Colonel McMahon presented awards and decorations to fellow Marines and
attended many a Marine ceremony and the annual Marine Corps Birthday Ball.
He stayed true to his Corps as a board member of the Marine Corps
Scholarship Fund and as the honorary chairman of the National Marine Corps
Aviation Museum. After retiring from the Marine Reserve, one night on the
Johnny Carson show, members of the California Air National Guard came on
stage.
Colonel McMahon was commissioned a Brigadier General in the Air Guard in
front of millions of Americans who watched it happen live. You will not see
anything like that on TV anymore. The three core values of a United States
Marine are; honor, courage and commitment. This is what a Marine is taught
from the first day of training and this is what that Marine believes.
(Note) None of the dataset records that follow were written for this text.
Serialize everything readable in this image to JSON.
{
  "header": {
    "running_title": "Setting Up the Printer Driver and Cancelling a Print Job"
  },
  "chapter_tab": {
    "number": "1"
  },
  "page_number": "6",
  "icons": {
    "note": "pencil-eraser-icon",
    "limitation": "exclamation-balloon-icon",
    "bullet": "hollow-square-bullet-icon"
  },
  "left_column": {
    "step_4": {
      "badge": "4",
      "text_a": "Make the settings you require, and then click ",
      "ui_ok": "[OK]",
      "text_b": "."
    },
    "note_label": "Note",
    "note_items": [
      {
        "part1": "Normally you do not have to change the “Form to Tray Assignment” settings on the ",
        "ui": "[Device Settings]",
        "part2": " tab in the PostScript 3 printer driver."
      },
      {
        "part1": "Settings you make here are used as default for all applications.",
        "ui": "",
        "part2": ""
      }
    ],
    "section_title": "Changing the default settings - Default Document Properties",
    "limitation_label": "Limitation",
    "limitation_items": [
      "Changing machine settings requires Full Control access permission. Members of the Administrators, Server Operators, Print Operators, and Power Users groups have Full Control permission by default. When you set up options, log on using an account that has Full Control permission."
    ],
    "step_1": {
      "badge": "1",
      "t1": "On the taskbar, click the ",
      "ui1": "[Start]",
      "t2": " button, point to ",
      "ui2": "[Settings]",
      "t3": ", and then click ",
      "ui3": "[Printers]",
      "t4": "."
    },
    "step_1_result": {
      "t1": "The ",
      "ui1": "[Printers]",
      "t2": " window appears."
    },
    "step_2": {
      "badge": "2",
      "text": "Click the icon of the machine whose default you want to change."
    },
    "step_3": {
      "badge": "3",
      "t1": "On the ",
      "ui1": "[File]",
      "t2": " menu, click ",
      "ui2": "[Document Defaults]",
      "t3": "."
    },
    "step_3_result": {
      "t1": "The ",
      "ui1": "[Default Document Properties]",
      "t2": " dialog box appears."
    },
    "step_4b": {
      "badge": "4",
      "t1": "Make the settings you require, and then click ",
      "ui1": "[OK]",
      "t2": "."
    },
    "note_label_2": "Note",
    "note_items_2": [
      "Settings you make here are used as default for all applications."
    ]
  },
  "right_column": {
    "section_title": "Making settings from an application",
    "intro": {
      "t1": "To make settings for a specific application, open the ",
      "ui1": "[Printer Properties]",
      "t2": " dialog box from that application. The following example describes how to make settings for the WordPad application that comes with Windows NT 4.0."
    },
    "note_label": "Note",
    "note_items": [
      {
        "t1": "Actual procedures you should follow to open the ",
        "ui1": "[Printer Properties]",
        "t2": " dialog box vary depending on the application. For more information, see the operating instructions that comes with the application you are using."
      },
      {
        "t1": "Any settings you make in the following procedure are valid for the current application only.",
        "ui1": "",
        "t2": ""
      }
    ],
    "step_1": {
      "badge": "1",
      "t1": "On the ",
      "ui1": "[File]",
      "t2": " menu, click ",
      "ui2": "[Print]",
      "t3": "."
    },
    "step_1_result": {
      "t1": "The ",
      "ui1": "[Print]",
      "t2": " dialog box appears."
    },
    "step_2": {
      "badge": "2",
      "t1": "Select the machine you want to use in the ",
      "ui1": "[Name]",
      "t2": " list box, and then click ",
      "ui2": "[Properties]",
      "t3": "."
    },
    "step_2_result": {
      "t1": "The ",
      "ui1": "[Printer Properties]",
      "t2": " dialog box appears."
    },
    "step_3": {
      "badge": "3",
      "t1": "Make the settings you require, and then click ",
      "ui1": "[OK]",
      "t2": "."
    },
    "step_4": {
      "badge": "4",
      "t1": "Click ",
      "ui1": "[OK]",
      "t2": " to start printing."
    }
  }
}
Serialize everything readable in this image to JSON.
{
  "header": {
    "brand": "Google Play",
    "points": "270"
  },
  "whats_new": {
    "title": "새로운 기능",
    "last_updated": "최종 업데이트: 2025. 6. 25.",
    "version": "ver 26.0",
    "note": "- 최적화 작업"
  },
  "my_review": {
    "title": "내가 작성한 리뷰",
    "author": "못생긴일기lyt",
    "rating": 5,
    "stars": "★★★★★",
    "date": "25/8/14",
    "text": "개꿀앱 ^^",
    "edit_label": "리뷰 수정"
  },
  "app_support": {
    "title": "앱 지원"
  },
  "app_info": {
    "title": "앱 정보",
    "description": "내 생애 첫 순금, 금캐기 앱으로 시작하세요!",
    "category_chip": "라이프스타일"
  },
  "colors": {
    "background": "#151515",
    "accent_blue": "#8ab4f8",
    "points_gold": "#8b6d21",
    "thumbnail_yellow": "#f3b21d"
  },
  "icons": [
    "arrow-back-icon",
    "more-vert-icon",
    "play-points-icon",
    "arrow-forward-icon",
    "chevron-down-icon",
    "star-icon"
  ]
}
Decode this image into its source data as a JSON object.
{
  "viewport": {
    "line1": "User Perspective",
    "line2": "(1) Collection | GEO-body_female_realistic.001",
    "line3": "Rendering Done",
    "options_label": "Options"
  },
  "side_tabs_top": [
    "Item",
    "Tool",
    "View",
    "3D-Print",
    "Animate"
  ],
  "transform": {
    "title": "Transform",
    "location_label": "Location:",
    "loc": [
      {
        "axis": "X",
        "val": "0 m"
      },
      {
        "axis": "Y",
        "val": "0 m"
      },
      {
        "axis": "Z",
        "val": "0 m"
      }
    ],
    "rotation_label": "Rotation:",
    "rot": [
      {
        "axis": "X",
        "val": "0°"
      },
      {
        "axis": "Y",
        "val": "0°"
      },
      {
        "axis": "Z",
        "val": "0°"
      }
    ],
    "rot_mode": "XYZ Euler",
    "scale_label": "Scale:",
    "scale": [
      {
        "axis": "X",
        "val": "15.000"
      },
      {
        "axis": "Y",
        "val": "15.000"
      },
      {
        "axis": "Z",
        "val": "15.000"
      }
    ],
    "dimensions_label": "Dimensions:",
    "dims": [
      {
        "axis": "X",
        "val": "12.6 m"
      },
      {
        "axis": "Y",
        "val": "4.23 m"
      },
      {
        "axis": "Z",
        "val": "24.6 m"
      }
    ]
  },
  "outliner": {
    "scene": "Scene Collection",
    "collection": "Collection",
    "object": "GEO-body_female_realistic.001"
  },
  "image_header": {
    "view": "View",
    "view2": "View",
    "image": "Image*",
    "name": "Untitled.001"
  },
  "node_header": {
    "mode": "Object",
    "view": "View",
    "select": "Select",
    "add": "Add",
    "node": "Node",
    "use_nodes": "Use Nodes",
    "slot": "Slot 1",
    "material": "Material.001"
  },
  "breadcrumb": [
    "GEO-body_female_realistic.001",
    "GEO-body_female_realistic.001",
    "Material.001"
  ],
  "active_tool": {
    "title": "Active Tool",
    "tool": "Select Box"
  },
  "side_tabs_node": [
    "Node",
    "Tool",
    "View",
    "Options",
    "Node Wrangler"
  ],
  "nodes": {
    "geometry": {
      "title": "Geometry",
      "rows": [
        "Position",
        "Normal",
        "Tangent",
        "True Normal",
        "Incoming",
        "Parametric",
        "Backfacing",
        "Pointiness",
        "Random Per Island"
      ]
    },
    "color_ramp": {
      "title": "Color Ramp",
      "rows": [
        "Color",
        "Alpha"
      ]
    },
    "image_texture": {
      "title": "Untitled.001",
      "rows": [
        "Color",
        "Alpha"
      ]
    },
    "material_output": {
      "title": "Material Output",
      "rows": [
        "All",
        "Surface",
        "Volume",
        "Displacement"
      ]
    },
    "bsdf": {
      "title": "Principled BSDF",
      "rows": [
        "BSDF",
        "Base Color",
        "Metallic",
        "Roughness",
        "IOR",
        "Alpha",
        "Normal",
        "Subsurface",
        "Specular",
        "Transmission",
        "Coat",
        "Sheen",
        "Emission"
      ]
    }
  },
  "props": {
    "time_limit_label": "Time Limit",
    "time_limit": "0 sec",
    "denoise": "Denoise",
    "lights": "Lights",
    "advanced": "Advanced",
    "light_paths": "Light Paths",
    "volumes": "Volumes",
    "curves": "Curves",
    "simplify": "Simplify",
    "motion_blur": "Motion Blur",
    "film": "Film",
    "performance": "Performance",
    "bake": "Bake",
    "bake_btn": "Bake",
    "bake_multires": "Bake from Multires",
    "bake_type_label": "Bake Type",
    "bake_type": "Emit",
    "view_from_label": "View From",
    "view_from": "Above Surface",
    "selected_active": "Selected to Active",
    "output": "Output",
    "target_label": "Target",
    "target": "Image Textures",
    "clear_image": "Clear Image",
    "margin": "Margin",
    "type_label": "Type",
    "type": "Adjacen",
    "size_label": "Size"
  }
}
That was Colonel Edward P. McMahon Jr. USMCR Retired. Before he was a
national figure he was a true combat hero and a patriot.
Your war is over. Thank you Colonel McMahon.
Today's edition of the Chronicle is filled with page after page of accolades
spewing forth about the greatness and complexity of Michael Jackson.
The other day, they had a couple of paragraphs on Ed McMahon's Hollywood
career and aptly noted he died a pauper.
Something is wrong with American journalism!